Note – if you have an email sender on your domain that is not sending through Office 365 you need to update the record to reflect that source.

Typical SPF record:   “v=spf1 include:spf.protection.outlook.com -all”

Here’s an SPF where you’ve added another source location for email:  “v=spf1 ip4:208.191.17.213 include:spf.protection.outlook.com -all” where 208.191.17.213 is the public IP of your office where you have a photocopier that sends email

Set up DKIM

DKIM is a bit harder to understand.  Domain Keys Identified Mail is a domain-level digital signature authentication framework that basically validates the DNS source against a signature from the MTA to validate the authenticity of the mail.  Primarily this is to prevent spoofing, where an outside source sends mail through the MTA (Message Transfer Agent) designed to look like it came from your domain.  DKIM adds headers to every outbound email that are checked against the DNS servers for your domain to validate the source which can be checked against the recipient MTA.

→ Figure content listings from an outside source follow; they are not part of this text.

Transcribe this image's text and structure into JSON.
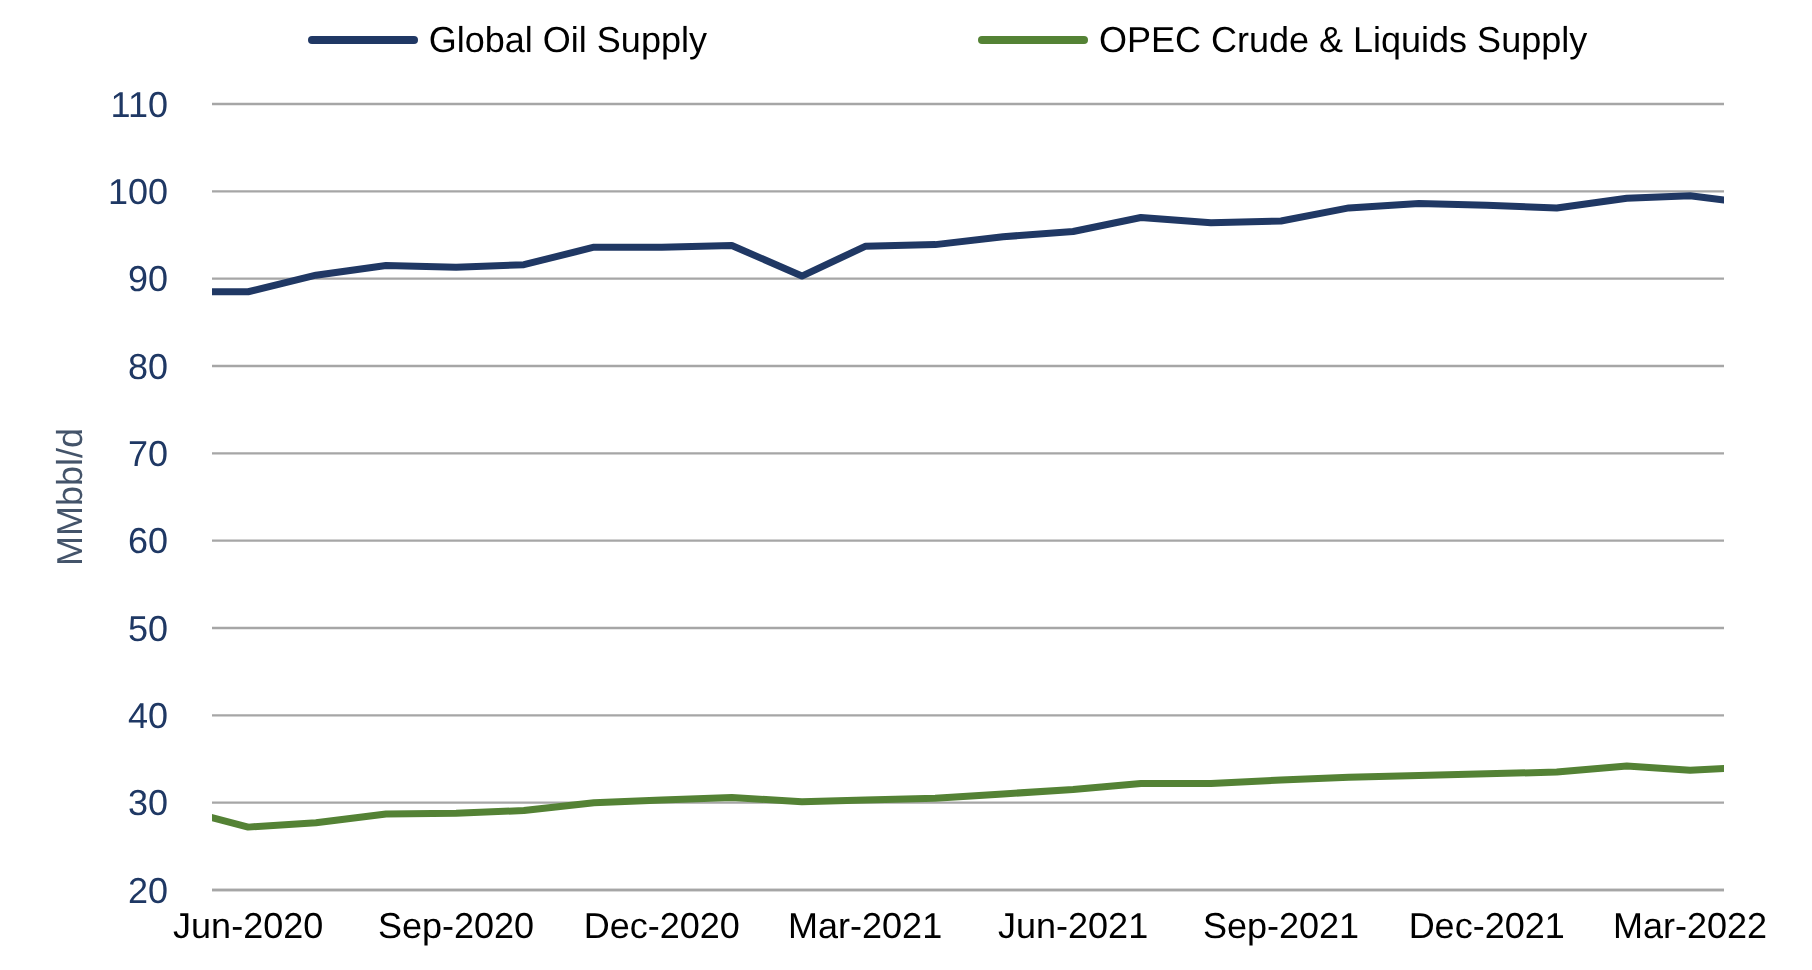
{
  "chart_data": {
    "type": "line",
    "ylabel": "MMbbl/d",
    "x": [
      "2020-05-16",
      "2020-06",
      "2020-07",
      "2020-08",
      "2020-09",
      "2020-10",
      "2020-11",
      "2020-12",
      "2021-01",
      "2021-02",
      "2021-03",
      "2021-04",
      "2021-05",
      "2021-06",
      "2021-07",
      "2021-08",
      "2021-09",
      "2021-10",
      "2021-11",
      "2021-12",
      "2022-01",
      "2022-02",
      "2022-03",
      "2022-03-16"
    ],
    "series": [
      {
        "name": "Global Oil Supply",
        "color": "#203864",
        "values": [
          88.5,
          88.5,
          90.4,
          91.5,
          91.3,
          91.6,
          93.6,
          93.6,
          93.8,
          90.3,
          93.7,
          93.9,
          94.8,
          95.4,
          97.0,
          96.4,
          96.6,
          98.1,
          98.6,
          98.4,
          98.1,
          99.2,
          99.5,
          99.0
        ]
      },
      {
        "name": "OPEC Crude & Liquids Supply",
        "color": "#548235",
        "values": [
          28.3,
          27.2,
          27.7,
          28.7,
          28.8,
          29.1,
          30.0,
          30.3,
          30.6,
          30.1,
          30.3,
          30.5,
          31.0,
          31.5,
          32.2,
          32.2,
          32.6,
          32.9,
          33.1,
          33.3,
          33.5,
          34.2,
          33.7,
          33.9
        ]
      }
    ],
    "xlim": [
      "2020-05-16",
      "2022-03-16"
    ],
    "xticks": [
      {
        "value": "2020-06",
        "label": "Jun-2020"
      },
      {
        "value": "2020-09",
        "label": "Sep-2020"
      },
      {
        "value": "2020-12",
        "label": "Dec-2020"
      },
      {
        "value": "2021-03",
        "label": "Mar-2021"
      },
      {
        "value": "2021-06",
        "label": "Jun-2021"
      },
      {
        "value": "2021-09",
        "label": "Sep-2021"
      },
      {
        "value": "2021-12",
        "label": "Dec-2021"
      },
      {
        "value": "2022-03",
        "label": "Mar-2022"
      }
    ],
    "ylim": [
      20,
      110
    ],
    "yticks": [
      20,
      30,
      40,
      50,
      60,
      70,
      80,
      90,
      100,
      110
    ],
    "grid": "y",
    "legend": "top"
  }
}
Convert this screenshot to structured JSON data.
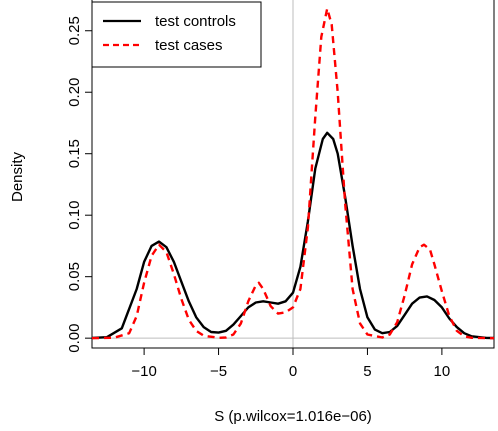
{
  "chart_data": {
    "type": "line",
    "title": "",
    "xlabel": "S (p.wilcox=1.016e−06)",
    "ylabel": "Density",
    "xlim": [
      -13.5,
      13.5
    ],
    "ylim": [
      -0.008,
      0.275
    ],
    "x_ticks": [
      -10,
      -5,
      0,
      5,
      10
    ],
    "x_tick_labels": [
      "−10",
      "−5",
      "0",
      "5",
      "10"
    ],
    "y_ticks": [
      0.0,
      0.05,
      0.1,
      0.15,
      0.2,
      0.25
    ],
    "y_tick_labels": [
      "0.00",
      "0.05",
      "0.10",
      "0.15",
      "0.20",
      "0.25"
    ],
    "vline_x": 0,
    "hline_y": 0,
    "legend": {
      "position": "top-left"
    },
    "series": [
      {
        "name": "test controls",
        "color": "#000000",
        "dash": "solid",
        "points": [
          [
            -13.5,
            0.0002
          ],
          [
            -12.5,
            0.0008
          ],
          [
            -11.5,
            0.008
          ],
          [
            -10.5,
            0.04
          ],
          [
            -10,
            0.062
          ],
          [
            -9.5,
            0.075
          ],
          [
            -9,
            0.0785
          ],
          [
            -8.5,
            0.074
          ],
          [
            -8,
            0.062
          ],
          [
            -7.5,
            0.046
          ],
          [
            -7,
            0.03
          ],
          [
            -6.5,
            0.017
          ],
          [
            -6,
            0.009
          ],
          [
            -5.5,
            0.005
          ],
          [
            -5,
            0.0045
          ],
          [
            -4.5,
            0.006
          ],
          [
            -4,
            0.011
          ],
          [
            -3.5,
            0.018
          ],
          [
            -3,
            0.025
          ],
          [
            -2.5,
            0.029
          ],
          [
            -2,
            0.03
          ],
          [
            -1.5,
            0.029
          ],
          [
            -1,
            0.028
          ],
          [
            -0.5,
            0.03
          ],
          [
            0,
            0.037
          ],
          [
            0.5,
            0.058
          ],
          [
            1,
            0.095
          ],
          [
            1.5,
            0.138
          ],
          [
            2,
            0.162
          ],
          [
            2.3,
            0.167
          ],
          [
            2.7,
            0.162
          ],
          [
            3,
            0.15
          ],
          [
            3.5,
            0.115
          ],
          [
            4,
            0.075
          ],
          [
            4.5,
            0.04
          ],
          [
            5,
            0.017
          ],
          [
            5.5,
            0.007
          ],
          [
            6,
            0.004
          ],
          [
            6.5,
            0.005
          ],
          [
            7,
            0.01
          ],
          [
            7.5,
            0.019
          ],
          [
            8,
            0.028
          ],
          [
            8.5,
            0.033
          ],
          [
            9,
            0.034
          ],
          [
            9.5,
            0.031
          ],
          [
            10,
            0.025
          ],
          [
            10.5,
            0.016
          ],
          [
            11,
            0.009
          ],
          [
            11.5,
            0.004
          ],
          [
            12,
            0.0015
          ],
          [
            13,
            0.0002
          ],
          [
            13.5,
            0.0001
          ]
        ]
      },
      {
        "name": "test cases",
        "color": "#ff0000",
        "dash": "dashed",
        "points": [
          [
            -13.5,
            0.0
          ],
          [
            -12,
            0.0004
          ],
          [
            -11,
            0.004
          ],
          [
            -10.5,
            0.018
          ],
          [
            -10,
            0.045
          ],
          [
            -9.5,
            0.067
          ],
          [
            -9,
            0.076
          ],
          [
            -8.5,
            0.07
          ],
          [
            -8,
            0.052
          ],
          [
            -7.5,
            0.032
          ],
          [
            -7,
            0.015
          ],
          [
            -6.5,
            0.006
          ],
          [
            -6,
            0.002
          ],
          [
            -5,
            0.0003
          ],
          [
            -4.5,
            0.0005
          ],
          [
            -4,
            0.003
          ],
          [
            -3.5,
            0.012
          ],
          [
            -3,
            0.03
          ],
          [
            -2.5,
            0.043
          ],
          [
            -2.3,
            0.045
          ],
          [
            -2,
            0.04
          ],
          [
            -1.5,
            0.026
          ],
          [
            -1,
            0.02
          ],
          [
            -0.5,
            0.021
          ],
          [
            0,
            0.025
          ],
          [
            0.5,
            0.04
          ],
          [
            1,
            0.09
          ],
          [
            1.5,
            0.18
          ],
          [
            1.9,
            0.245
          ],
          [
            2.3,
            0.268
          ],
          [
            2.6,
            0.255
          ],
          [
            3,
            0.2
          ],
          [
            3.5,
            0.11
          ],
          [
            4,
            0.04
          ],
          [
            4.5,
            0.012
          ],
          [
            5,
            0.003
          ],
          [
            6,
            0.0005
          ],
          [
            6.5,
            0.003
          ],
          [
            7,
            0.013
          ],
          [
            7.5,
            0.035
          ],
          [
            8,
            0.06
          ],
          [
            8.5,
            0.074
          ],
          [
            8.8,
            0.076
          ],
          [
            9.2,
            0.072
          ],
          [
            9.5,
            0.06
          ],
          [
            10,
            0.038
          ],
          [
            10.5,
            0.018
          ],
          [
            11,
            0.006
          ],
          [
            11.5,
            0.0015
          ],
          [
            12,
            0.0003
          ],
          [
            13.5,
            0.0
          ]
        ]
      }
    ]
  }
}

In this way both the MTA is validating against SPF and DKIM to verify the authenticity of the source of the email.  By the way, both are required to set up DMARC which we’ll get to in a bit.

Setting up DKIM is actually fairly simple.

Let’s say the domain registered in your MS Tenant is gotmilk.ca.

Crack open your PowerShell and connect to Exchange Online

connect-exchangeonline

Run a simple command to pull the DKIM records you’ll need:

get-dkimsigningconfig -identity gotmilk.ca | select domain,selector*CNAME

You’ll get a result that looks like this:

Domain Selector1CNAME Selector2CNAME
—— ————– ————–
gotmilk.ca selector1-gotmilk-ca._domainkey.gotmilk.onmicrosoft.com selector2-gotmilk-ca._domainkey.gotmilk.onmicrosoft.com

Copy/Paste the results to the Notepad document where you put your SPF record

Update DNS

Now it’s time to update your DNS Zone records.  We’ll continue to use gotmilk.ca for our examples. Go to your DNS server and create the following records:

@ (domain root) TXT  “v=spf1 include:spf.protection.outlook.com -all”

selector1._domainkey.gotmilk.ca CNAME gotmilk.ca selector1-gotmilk-ca._domainkey.gotmilk.onmicrosoft.com

selector2._domainkey.gotmilk.ca CNAME selector2-gotmilk-ca._domainkey.gotmilk.onmicrosoft.com

While you’re there create the DMARC record

_dmarc.gotmilk.ca TXT “v=DMARC1; pct=100; p=quarantine”

Office 365

Time to complete the setup in Office 365. 

  • Log in to your Exchange Admin Center and go to protection –> DKIM
  • Highlight the domain gotmilk.ca and click on Enable in the action pane on the right
    • If the two CNAME records you created above have propagated DKIM should enable successfully on the domain
    • Click on Rotate
  • Open the Spam Filter and double click on the Default policy
  • Open Advanced Options
  • Enable two options:
    • SPF record: hard fail
    • Conditional Sender ID filtering: hard fail

That’s it! SPF, DKIM, and DMARC are now enabled and protecting your domain from general maliciousness.

DMARC has a number of additional options you can enable in the form of tags:

Declared tags

Tag Value Description
v DKIM1 DKIM protocol version.
p MIGfMA0GCSqGSIb3DQEBAQUAA… Your base64 encoded public key.
k rsa The ‘k=’ tag provide a list of mechanisms that can be used to decode a DKIM signature. (‘rsa’ is used most often)

Defaulted tags

Tag Value Description
g * Some organizations assign specific business functions to discrete groups, inside or outside the organization. This key is to authorize that group to sign some mail, but to constrain what signatures they can generate. The DKIM granularity (the ‘g=’ tag) facilitate this kind of restricted authorization.
h   The ‘h=’ tag provide a list of mechanisms that can be used to produce a digest of message data. (‘sha1’ or ‘sha256’ can be used).
n   Notes that might be of interest to a human.
s * The ‘s=’ provides a list of service types to which this selector may apply. (‘*’ and ’email’ are used most often)
t   The ‘t=’ tag provides a list of flags to modify interpretation of the selector. These DKIM Selector Flags for additional flags are optional. (‘y’ and ‘s’ are often used)
q   The ‘q=’ tag-spec provides for a list of query methods. (‘dns’ is used most often)
l 0 Body length limits (in the form of the ‘l=’ tag) are subject to several potential attacks.